ROANOKE TIMES

                         Roanoke Times
                 Copyright (c) 1995, Landmark Communications, Inc.

DATE: TUESDAY, October 4, 1994                   TAG: 9410220010
SECTION: EXTRA                    PAGE: 6   EDITION: METRO 
SOURCE: SANDRA EVANS THE WASHINGTON POST
DATELINE:                                 LENGTH: Long


DANGERS OF DISEASE OUTWEIGH RISKS OF SHOTS FOR KIDS, DOCTORS SAY

Shortly after 21-year-old Heather Whitestone walked and waved and signed her way down the long ramp in Atlantic City, her mother explained that the new Miss America became deaf at the age of 18 months after complications from a DTP vaccination - chilling words for parents of children who are required to diphtheria-tetanus-pertussis (DTP) shots before entering school.

But a few days later, one of Whitestone's pediatricians gave a different version: She became deaf as a result of a serious bacterial infection, Haemophilus influenzae (Hib), an illness for which no vaccination was available at the time, according to Ted Williams, a Dothan, Ala., pediatrician.
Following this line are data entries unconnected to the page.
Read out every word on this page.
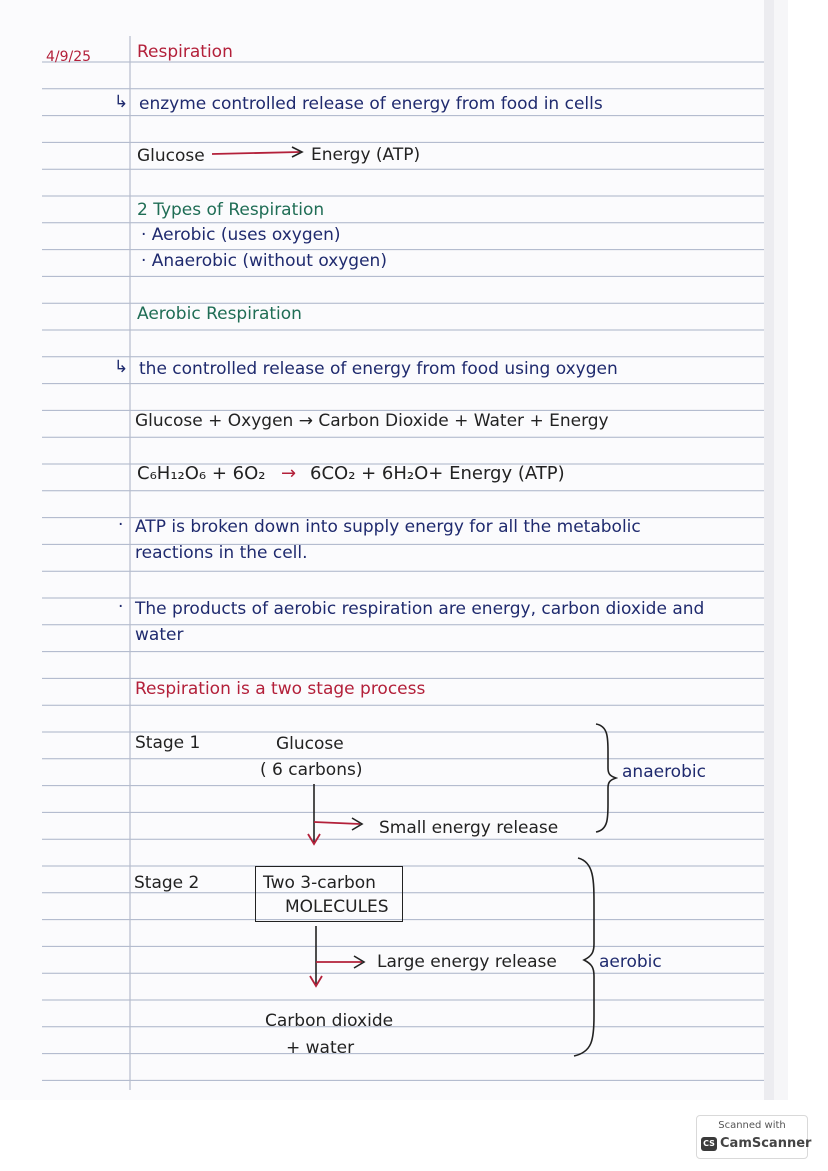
4/9/25	Respiration
↳ enzyme controlled release of energy from food in cells
Glucose	Energy (ATP)
2 Types of Respiration
· Aerobic (uses oxygen)
· Anaerobic (without oxygen)
Aerobic Respiration
↳ the controlled release of energy from food using oxygen
Glucose + Oxygen → Carbon Dioxide + Water + Energy
C₆H₁₂O₆ + 6O₂ → 6CO₂ + 6H₂O+ Energy (ATP)
· ATP is broken down into supply energy for all the metabolic
reactions in the cell.
· The products of aerobic respiration are energy, carbon dioxide and
water
Respiration is a two stage process
Stage 1	Glucose
( 6 carbons)
Small energy release
anaerobic
Stage 2	Two 3-carbon
MOLECULES
Large energy release aerobic
Carbon dioxide
+ water
Scanned with
CS CamScanner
A DTP shot given weeks earlier had nothing to do with it, he said.

The flap has rekindled efforts by medical experts to reassure parents that DTP shots and other immunizations are safe and important to the health of young children. It has also renewed charges by a national group that the medical community, in its zeal to get children immunized, fails to acknowledge severe negative reactions to vaccines.

Health authorities last month stressed that vaccines protect against highly destructive diseases and voiced concern that more than a third of American toddlers have not been properly immunized.

``We can't protect our children from everything. This is one thing in the world we can protect them from,'' said Melinda Wharton, a child vaccine expert for the U.S. Centers for Disease Control and Prevention in Atlanta. ``I'm a mother myself. There was never a moment's doubt in my mind'' about immunizing her child.

Yet even the foremost proponents of immunizations agree there are risks and say that the pertussis (whooping cough) portion of DTP is responsible for more adverse reactions than the others. Most children have only mild reactions to the shots - a slight fever, crankiness or a sore spot where the shot was given - according to CDC. One in 330 children will get a fever of 105 degrees or more. One in 1,750 will have convulsions. Those children usually recover without lasting injury, according to the agency.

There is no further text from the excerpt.